Interview with Nicolas Martin director of the Bordeaux Tourist Office
In the last five years, the number of river boat cruises in Bordeaux has risen from 0 to 7, and even more contracts are set to be signed in the next few years. Viking, Uniworld, and CroisiEurope are all part of these companies responsible for sending more and more American cruise-goers.
Atout France: If you only had 24 hours in and around Bordeaux, where would you stop to eat and drink?
Nicolas Martin: One day in Bordeaux… it’s short, I would’ve given you a whole list of addresses!
Today, the major must-see in Bordeaux is the Cité du Vin. I have a bit of a soft spot for their Le 7 restaurant, which gives a magnificent panoramic view of Bordeaux and serves high-quality cuisine. The Cité du Vin also has its own wine bar on the first floor, facing the Garonne River, which allows quick service in a modern setting – ideal for groups.
You can also find loads of great places in Vieux Bordeaux. For example, I have a weakness for new fusion cuisine. You know, Bordeaux is one of the oldest ports in the world, at the convergence of influences from all over the world. Restaurants like Le Miles or Le Dan, for instance, are very representative of this new cuisine. The chefs are from Israel, New Caledonia, Vietnam, Japan, France, Hong Kong, and so on.
For a more well-to-do audience, I’d also advise a visit to our Michelin-starred addresses, like La Grande Maison, Le Pressoir d'argent at the Hôtel InterContinental, and their renowned chefs, Pierre Gagnaire and Gordon Ramsay. But Bordeaux brings together even more big names in French cuisine.
Atout France: What is special and unique about cruising in the area?
Nicolas Martin: What is absolutely unique in this region is the wine and historic heritage. The entire city center of Bordeaux is on the UNESCO World Heritage Site list, and the city is surrounded by the most famous vineyards in the world.
In just a few days’ visit, Bordeaux offers you the ability to experience France’s true art de vivre and extremely rich heritage and history: a gala dinner in one of our famous vineyards (Médoc, Saint Émilion, Margaux, Cheval-Blanc, and so on), a visit on the Garonne, and a stroll to the Place de la Bourse dating back to the eighteenth century.
For visitors interested in the new urban districts, the Darwin neighborhood on the Rive Droite of the Garonne has become the new “plugged in,” trendy part of Bordeaux. The neighborhood was built around an old military barracks converted to a new co-working space and a breeding tank for startups, which also welcomes lots of cool “hipster” restaurants.
For visitors who wish to discover more classic sites, Bordeaux has – in my opinion – a really magical place: The Bernard Magrez Cultural Institute. This private museum brings together unique collections of the world’s most well-known contemporary artists and street art in the wonderful setting of an old eighteenth century hôtel particulier. Even better, the Institute sits directly in front of the Pierre Gagnaire restaurant!

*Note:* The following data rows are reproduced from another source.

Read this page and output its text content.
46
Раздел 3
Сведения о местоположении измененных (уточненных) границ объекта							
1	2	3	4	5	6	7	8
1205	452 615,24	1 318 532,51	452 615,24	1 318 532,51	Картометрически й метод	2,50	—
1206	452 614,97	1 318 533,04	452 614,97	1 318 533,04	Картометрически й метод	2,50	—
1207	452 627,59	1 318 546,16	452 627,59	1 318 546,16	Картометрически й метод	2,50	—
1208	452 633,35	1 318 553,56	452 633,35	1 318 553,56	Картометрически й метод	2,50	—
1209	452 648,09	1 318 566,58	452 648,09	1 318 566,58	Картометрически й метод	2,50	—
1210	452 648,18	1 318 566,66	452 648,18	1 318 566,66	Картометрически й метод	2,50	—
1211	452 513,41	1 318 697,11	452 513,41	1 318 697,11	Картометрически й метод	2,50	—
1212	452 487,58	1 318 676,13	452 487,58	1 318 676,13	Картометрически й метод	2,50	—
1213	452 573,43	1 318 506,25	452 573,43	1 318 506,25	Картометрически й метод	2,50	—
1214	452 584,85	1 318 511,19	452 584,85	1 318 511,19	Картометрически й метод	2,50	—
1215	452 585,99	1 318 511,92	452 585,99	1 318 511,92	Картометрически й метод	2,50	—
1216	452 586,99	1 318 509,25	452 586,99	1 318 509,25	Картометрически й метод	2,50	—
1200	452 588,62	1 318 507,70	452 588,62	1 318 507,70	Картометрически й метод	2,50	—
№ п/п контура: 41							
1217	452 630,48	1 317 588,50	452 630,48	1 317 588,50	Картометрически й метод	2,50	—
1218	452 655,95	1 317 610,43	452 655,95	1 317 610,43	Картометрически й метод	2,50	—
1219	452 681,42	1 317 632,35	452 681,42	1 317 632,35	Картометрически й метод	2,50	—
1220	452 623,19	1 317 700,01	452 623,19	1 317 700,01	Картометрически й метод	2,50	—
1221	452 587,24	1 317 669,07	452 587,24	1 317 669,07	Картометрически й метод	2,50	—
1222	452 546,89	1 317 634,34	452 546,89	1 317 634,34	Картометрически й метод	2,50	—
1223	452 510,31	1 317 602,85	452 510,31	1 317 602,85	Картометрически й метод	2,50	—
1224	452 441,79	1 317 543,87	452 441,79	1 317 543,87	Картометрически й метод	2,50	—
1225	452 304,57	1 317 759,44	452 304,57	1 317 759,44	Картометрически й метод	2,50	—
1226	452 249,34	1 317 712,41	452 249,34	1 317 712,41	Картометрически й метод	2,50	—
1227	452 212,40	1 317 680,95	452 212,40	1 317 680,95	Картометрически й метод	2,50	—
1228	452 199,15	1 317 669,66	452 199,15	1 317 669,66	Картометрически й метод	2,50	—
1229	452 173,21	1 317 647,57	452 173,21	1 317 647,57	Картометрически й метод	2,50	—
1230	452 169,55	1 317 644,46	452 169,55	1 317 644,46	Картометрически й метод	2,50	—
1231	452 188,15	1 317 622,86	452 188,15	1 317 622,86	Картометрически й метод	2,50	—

Atout France: Describe your favorite landscape in Aquitaine (visible from the barge if possible)?
Nicolas Martin: Sailing up towards the sources of the Garonne can give the impression of being in the Amazon rainforests, giving magnificent natural landscapes! There are no houses, only forests on the edge of the water, vineyards, etc. Arrival in Bordeaux is especially spectacular when the Chaban Delmas Bridge is raised.